- Parent company: Damont Records
- Founded: 1972
- Status: Defunct
- Genre: Various
- Country of origin: U.K.

= Stereo Gold Award =

Defunct British budget record label

Stereo Gold Award was a budget label record label owned by producer Dave Miller. It released many budget and exploito type recordings during the 1970s. It was one of the last of Muller's major business ventures.

==Background==
The label was a U.K. based label, and owned by Miller who also owned Distribution Direct. The parent company was Damont Records. The records were distributed in the U.K. by Record Merchandisers. It was announced in the August 8, 1970 edition of Billboard that the label was to be launched in mid September of that year by the U.K. Rack Consortium. The records were to be priced at $1.50 each and were to be manufactured by PYE which was a partner in the consortium. Most of the material would be sourced from the U.S. based Damill catalogue. In the U.K, Damill recordings were currently being released by PYE's subsidiary Marble Arch.

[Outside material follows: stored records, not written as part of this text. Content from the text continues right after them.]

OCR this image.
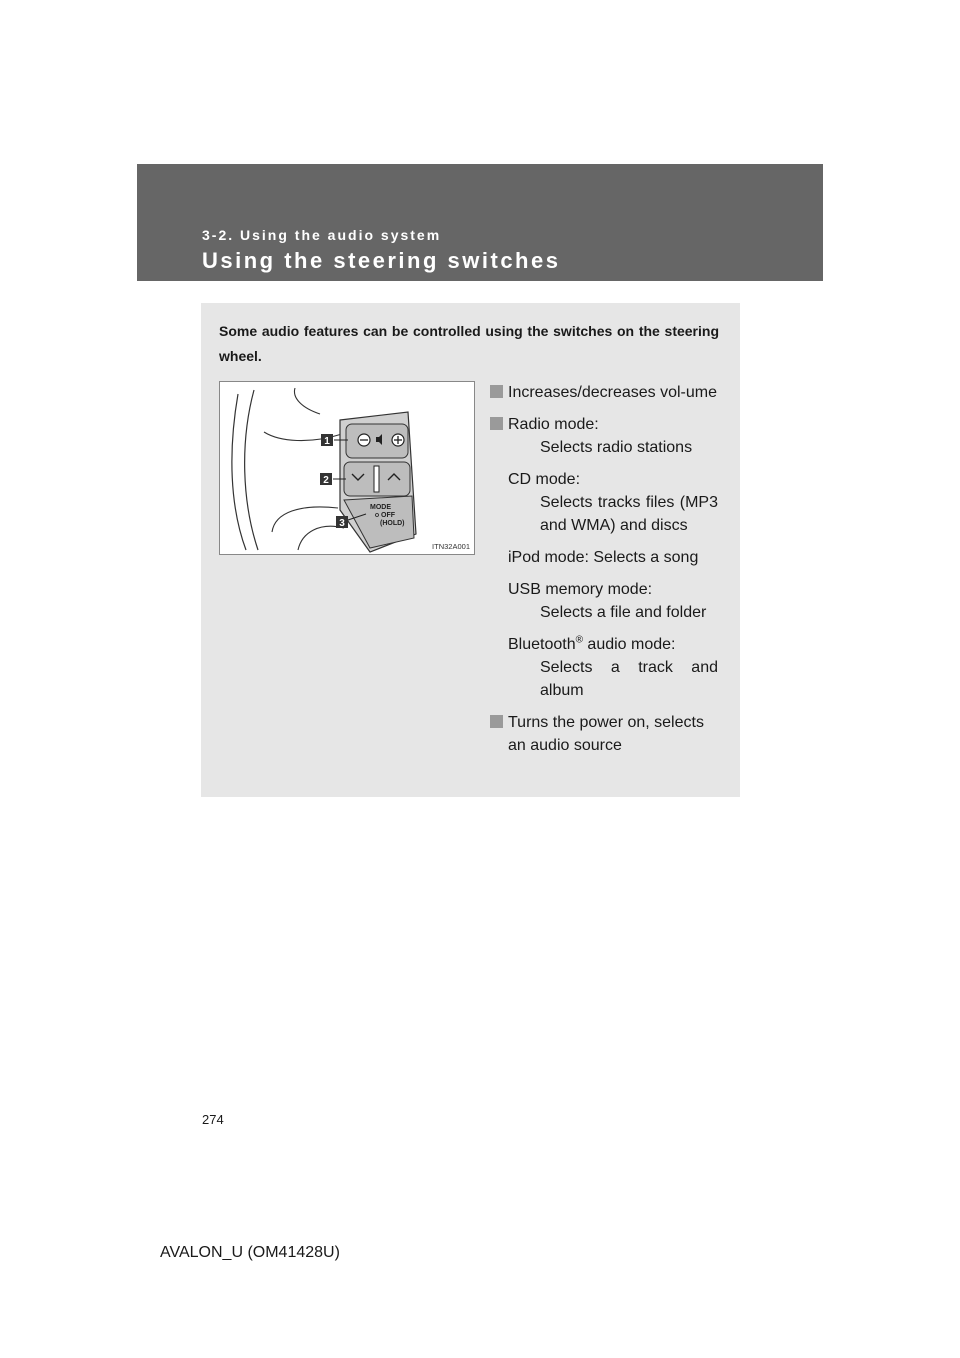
3-2. Using the audio system
Using the steering switches
Some audio features can be controlled using the switches on the steering wheel.
MODE
OFF
(HOLD)
1
2
3
ITN32A001
Increases/decreases vol-ume
Radio mode:
Selects radio stations
CD mode:
Selects tracks files (MP3 and WMA) and discs
iPod mode: Selects a song
USB memory mode:
Selects a file and folder
Bluetooth® audio mode:
Selects a track and album
Turns the power on, selects an audio source
274
AVALON_U (OM41428U)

===Relationship with Woolworths===

By July 1974, five million Damont produced Stereo Gold Award albums had been sold via Woolworths since they had started selling them. In recognition of the level reached, Damont MD Monty Presky presented Woolworths buyer Bob Egerton with a gold disk.
In 1979, retail chain F.W. Woolworth replaced Stereo Gold Award records that it was selling exclusively with their own brand / record label, Chevron. They had already been selling Chevron cassettes since 1977, so the arrival of the records would complement the cassettes. In a Billboard article dated February 17, 1979, Damont's MD Monty Presky was quoted as saying Woolworths would concentrate on a higher priced repertoire in the future and building its custom pressing business. He also said that it was a disappointment for them.